The chamber is expected to have a procedural vote to begin formal debate on the plan this afternoon. Also, Schumer is set to unveil his package of tweaks and changes to the bill the House sent over after it was approved on a mostly party-line 219-212 vote last week.
Some changes in the bill have already been discussed among Democrats, like lowering the top income limits that individuals and joint tax filers can make and still be eligible for the $1,400 per person stimulus payments. Others are likely to be made, which will ultimately require a signoff in the House when the bill lands back there for a final vote before being sent to President Joe Biden to be signed into law.
Senators will have time to chew over the changes as the vote on Senate passage likely won’t happen until late Friday or early Saturday at the earliest, if Republicans carry out threats to prolong proceedings.
Under Senate rules, the bill will have 20 hours of formal debate time. In addition to that, once the debate time expires, senators are able to offer a technically unlimited number of amendments in the so-called “vote-a-rama,” a marathon series of rapid-fire amendment votes where each proposed change only has two minutes of debate. That process continues until senators eventually grow weary of offering amendments, usually at least twelve hours or so floor time.

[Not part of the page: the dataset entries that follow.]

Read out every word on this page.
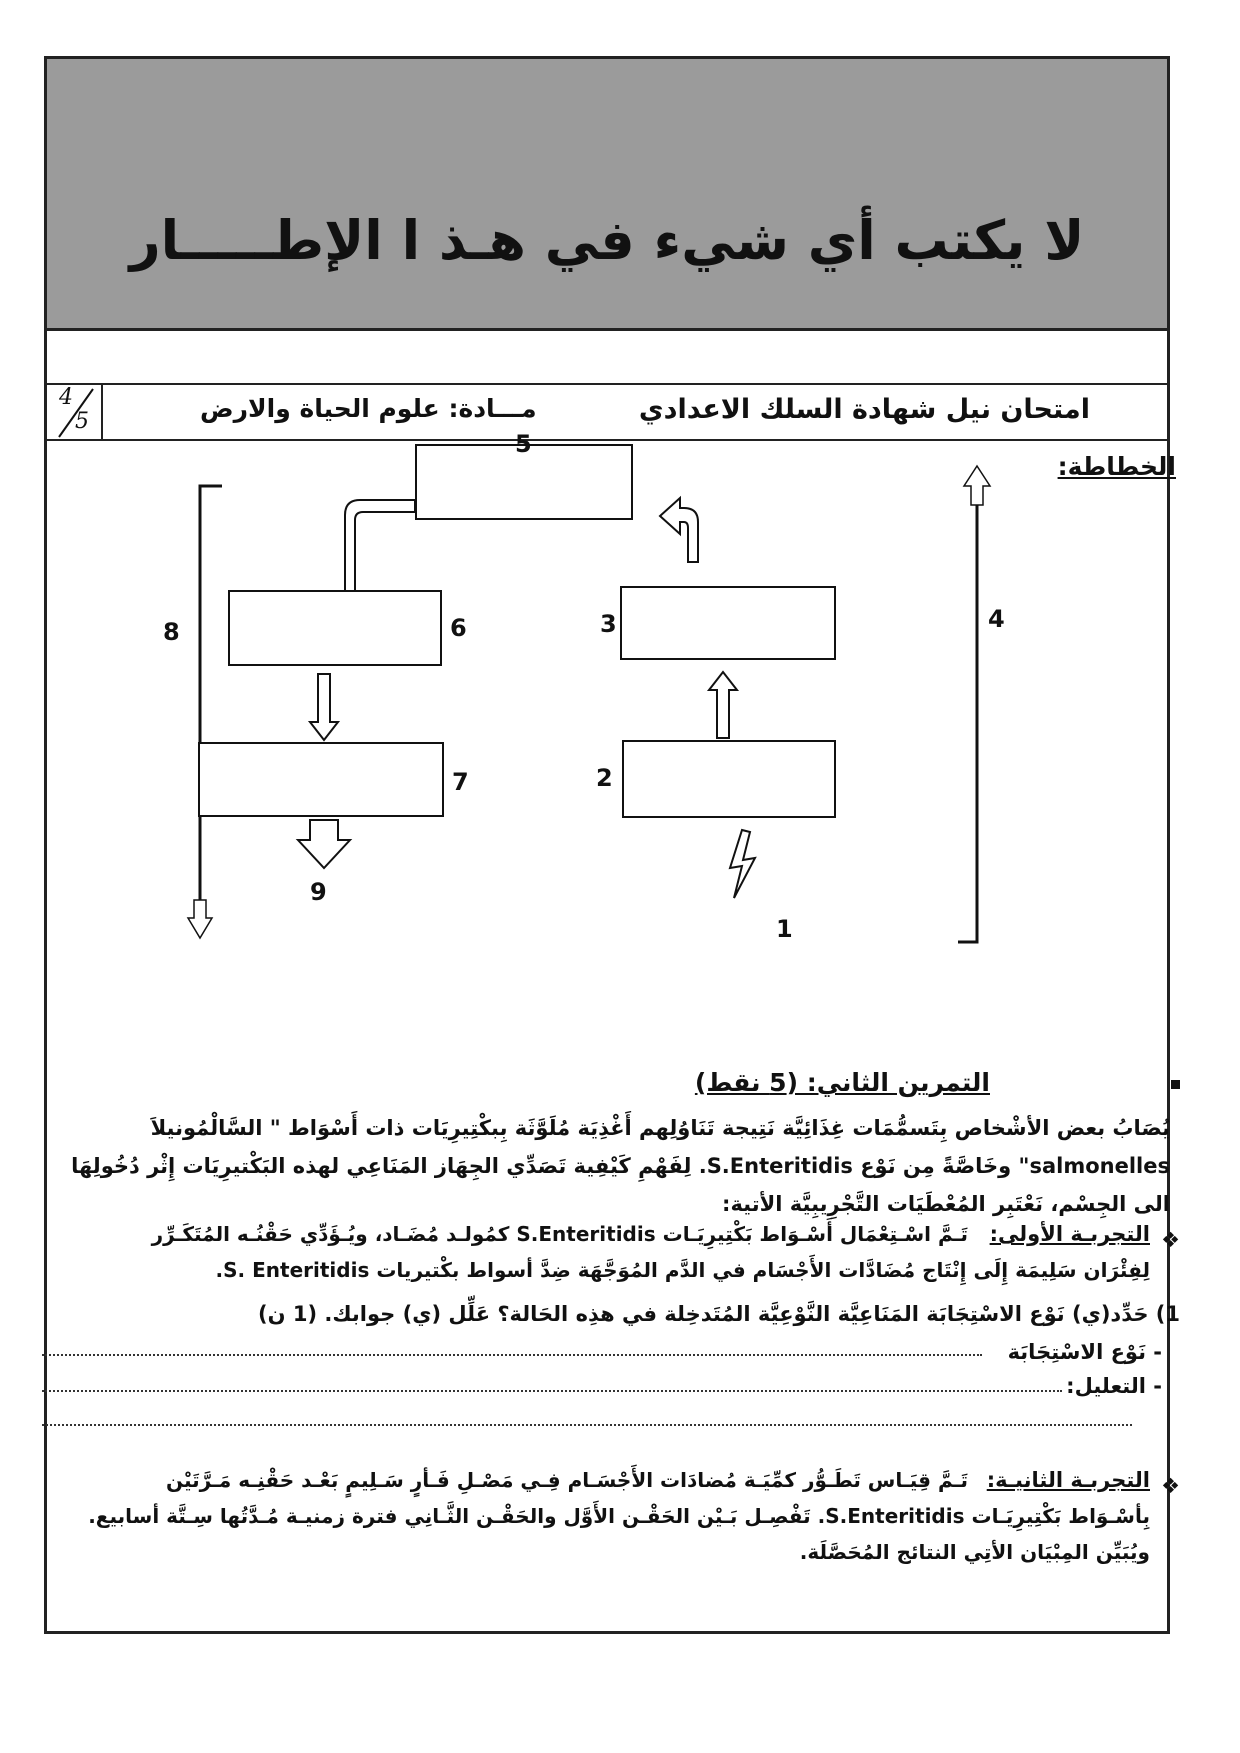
لا يكتب أي شيء في هـذ ا الإطـــــار
4
5	مـــادة: علوم الحياة والارض	امتحان نيل شهادة السلك الاعدادي
الخطاطة:
5
6	3
7	2
8	4
9
1
التمرين الثاني: (5 نقط)
يُصَابُ بعض الأشْخاص بِتَسمُّمَات غِذَائِيَّة نَتِيجة تَنَاوُلِهم أَغْذِيَة مُلَوَّثَة بِبكْتِيرِيَات ذات أَسْوَاط " السَّالْمُونيلاَ
salmonelles" وخَاصَّةً مِن نَوْع S.Enteritidis. لِفَهْمِ كَيْفِية تَصَدِّي الجِهَاز المَنَاعِي لهذه البَكْتيرِيَات إِثْر دُخُولِهَا
الى الجِسْم، نَعْتَبِر المُعْطَيَات التَّجْرِيبِيَّة الأتية:
❖
التجربـة الأولى:
تَـمَّ اسْـتِعْمَال أَسْـوَاط بَكْتِيرِيَـات S.Enteritidis كمُولـد مُضَـاد، ويُـؤَدِّي حَقْنُـه المُتَكَـرِّر
لِفِئْرَان سَلِيمَة إِلَى إِنْتَاج مُضَادَّات الأَجْسَام في الدَّم المُوَجَّهَة ضِدَّ أسواط بكْتيريات S. Enteritidis.
1) حَدِّد(ي) نَوْع الاسْتِجَابَة المَنَاعِيَّة النَّوْعِيَّة المُتَدخِلة في هذِه الحَالة؟ عَلِّل (ي) جوابك. (1 ن)
- نَوْع الاسْتِجَابَة
- التعليل:
❖
التجربـة الثانيـة:
تَـمَّ قِيَـاس تَطَـوُّر كمِّيَـة مُضادَات الأَجْسَـام فِـي مَصْـلِ فَـأرٍ سَـلِيمٍ بَعْـد حَقْنِـه مَـرَّتَيْن
بِأسْـوَاط بَكْتِيرِيَـات S.Enteritidis. تَفْصِـل بَـيْن الحَقْـن الأَوَّل والحَقْـن الثَّـانِي فترة زمنيـة مُـدَّتُها سِـتَّة أسابيع.
ويُبَيِّن المِبْيَان الأتِي النتائج المُحَصَّلَة.
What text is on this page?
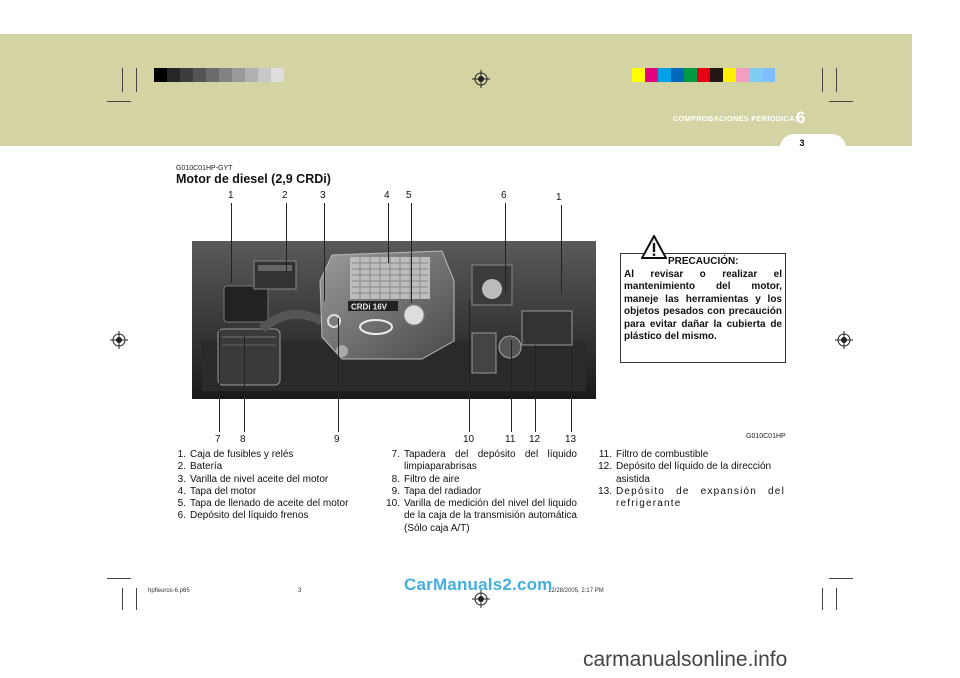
COMPROBACIONES PERIODICAS
6
3
G010C01HP-GYT
Motor de diesel (2,9 CRDi)
1	2	3	4 5	6	1
CRDi 16V
7 8	9	10	11 12 13	G010C01HP
PRECAUCIÓN:
Al revisar o realizar el mantenimiento del motor, maneje las herramientas y los objetos pesados con precaución para evitar dañar la cubierta de plástico del mismo.
1. Caja de fusibles y relés
2. Batería
3. Varilla de nivel aceite del motor
4. Tapa del motor
5. Tapa de llenado de aceite del motor
6. Depósito del líquido frenos
7. Tapadera del depósito del líquido limpiaparabrisas
8. Filtro de aire
9. Tapa del radiador
10. Varilla de medición del nivel del liquido de la caja de la transmisión automática (Sólo caja A/T)
11. Filtro de combustible
12. Depósito del líquido de la dirección asistida
13. Depósito de expansión del refrigerante
hpfleuros-6.p65	3	12/28/2005, 2:17 PM
CarManuals2.com
carmanualsonline.info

Sen. Ron Johnson, a Wisconsin Republican, is pushing to drag out the vote-a-rama process as long as possible, telling C-SPAN in an interview Thursday that the amendments filed but not formally offered on the floor – a far larger number than the ones that actually get votes in vote-a-rama – should also get votes.
“That’s what vote-a-rama’s supposed to be – an unlimited number of amendments. We should consider every amendment offered,” he said.
But the process could be dragged out even longer, as Johnson has also threatened to require the bill – which was around 600 pages in its initial form in the House – to be read aloud by Senate clerks, a process that has been estimated to take another 10 hours on top of the regular debate time and the eventual vote-a-rama.
Typically, the reading of a bill is waived by bipartisan agreement.
“I feel bad for the clerks that are going to have to read it, but it’s just important,” Johnson said.
“It will accomplish little more than a few sore throats for the Senate clerks who work very hard day in, day out to help the Senate function,” Schumer said.